EDIT: I chose to use reserved upload function, like Neill's libraries, instead of bundling PSF loading into every player. Since PSF parsing is so simple, I figured a simple loader library would benefit any PSF player. Check out that linked Obj-C++ source code for examples of loading every xSF format currently in existence, and within my Github or Bitbucket accounts, all of the libraries necessary to interface as the player cores for those formats.
edited 8:05 PM EST February 15, 2014
Okay, the API is in usf.h. usf_internal.h is the internal structure required by the entire library, which I didn't see fit to split up into components because I am lazy.
All of the public functions in usf.h are fairly self-explanatory, except for the upload function's return value. It's like most POSIX library functions, returning -1 on error and 0 on success. The only case where it really fails is either if it can't allocate the memory, or if the data is invalid.
Hmm, I need to add more error checking, since the AllocateMemory internal function from the original code can return error states on failure.
It also needs some better means of allocating the majority of the core memory, since it uses mmap, and would probably need a generic memory allocation and mapping function set so it can be reused on Windows, for instance. Something based on VirtualAlloc/VirtualFree, like the original Win32 code it's based on.

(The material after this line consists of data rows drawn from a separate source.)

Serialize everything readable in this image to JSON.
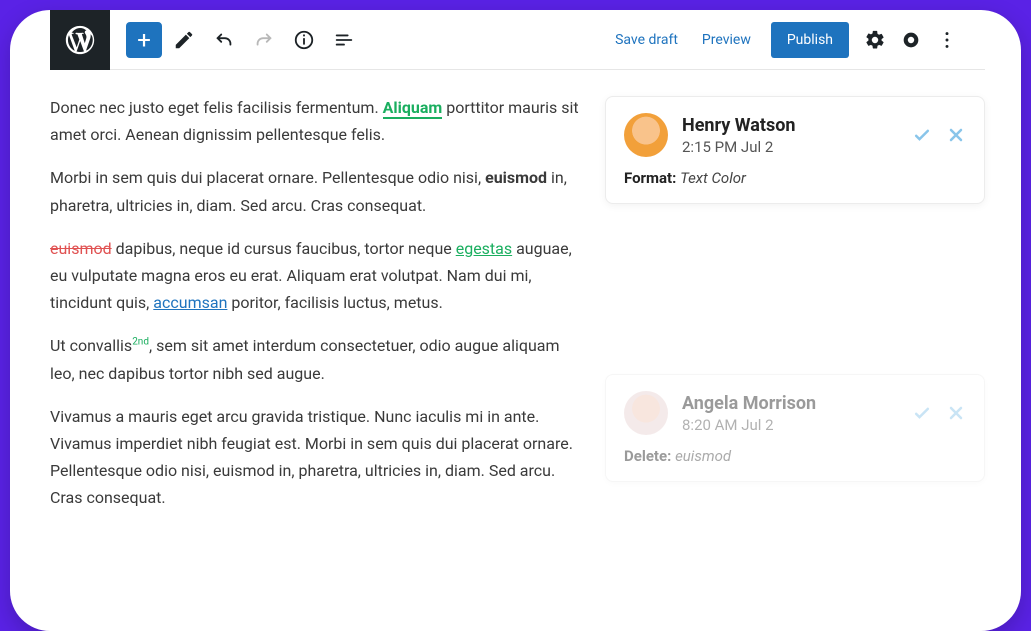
{
  "toolbar": {
    "save_draft": "Save draft",
    "preview": "Preview",
    "publish": "Publish"
  },
  "editor": {
    "p1_a": "Donec nec justo eget felis facilisis fermentum. ",
    "p1_mark": "Aliquam",
    "p1_b": " porttitor mauris sit amet orci. Aenean dignissim pellentesque felis.",
    "p2_a": "Morbi in sem quis dui placerat ornare. Pellentesque odio nisi, ",
    "p2_bold": "euismod",
    "p2_b": " in, pharetra, ultricies in, diam. Sed arcu. Cras consequat.",
    "p3_strike": "euismod",
    "p3_a": " dapibus, neque id cursus faucibus, tortor neque ",
    "p3_link1": "egestas",
    "p3_b": " auguae, eu vulputate magna eros eu erat. Aliquam erat volutpat. Nam dui mi, tincidunt quis, ",
    "p3_link2": "accumsan",
    "p3_c": " poritor, facilisis luctus, metus.",
    "p4_a": "Ut convallis",
    "p4_sup": "2nd",
    "p4_b": ", sem sit amet interdum consectetuer, odio augue aliquam leo, nec dapibus tortor nibh sed augue.",
    "p5": "Vivamus a mauris eget arcu gravida tristique. Nunc iaculis mi in ante. Vivamus imperdiet nibh feugiat est. Morbi in sem quis dui placerat ornare. Pellentesque odio nisi, euismod in, pharetra, ultricies in, diam. Sed arcu. Cras consequat."
  },
  "comments": [
    {
      "user": "Henry Watson",
      "time": "2:15 PM Jul 2",
      "label": "Format:",
      "value": "Text Color"
    },
    {
      "user": "Angela Morrison",
      "time": "8:20 AM Jul 2",
      "label": "Delete:",
      "value": "euismod"
    }
  ],
  "colors": {
    "accent_blue": "#1e73be",
    "accent_green": "#1aae5f",
    "check_blue": "#9fcbe8",
    "close_blue": "#9fcbe8"
  }
}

I suggest you pull my latest version as-is and not try to make any further modifications. If you still need any modifications, let me know.
I've eliminated all of the internal headers from the public interface header. That should fix all odd warnings or errors importing it into other projects.
As for missing usf_state_t in any C file, that should not happen. If it does happen, it means that particular C file is missing an include reference for usf_internal.h below all of its other imports.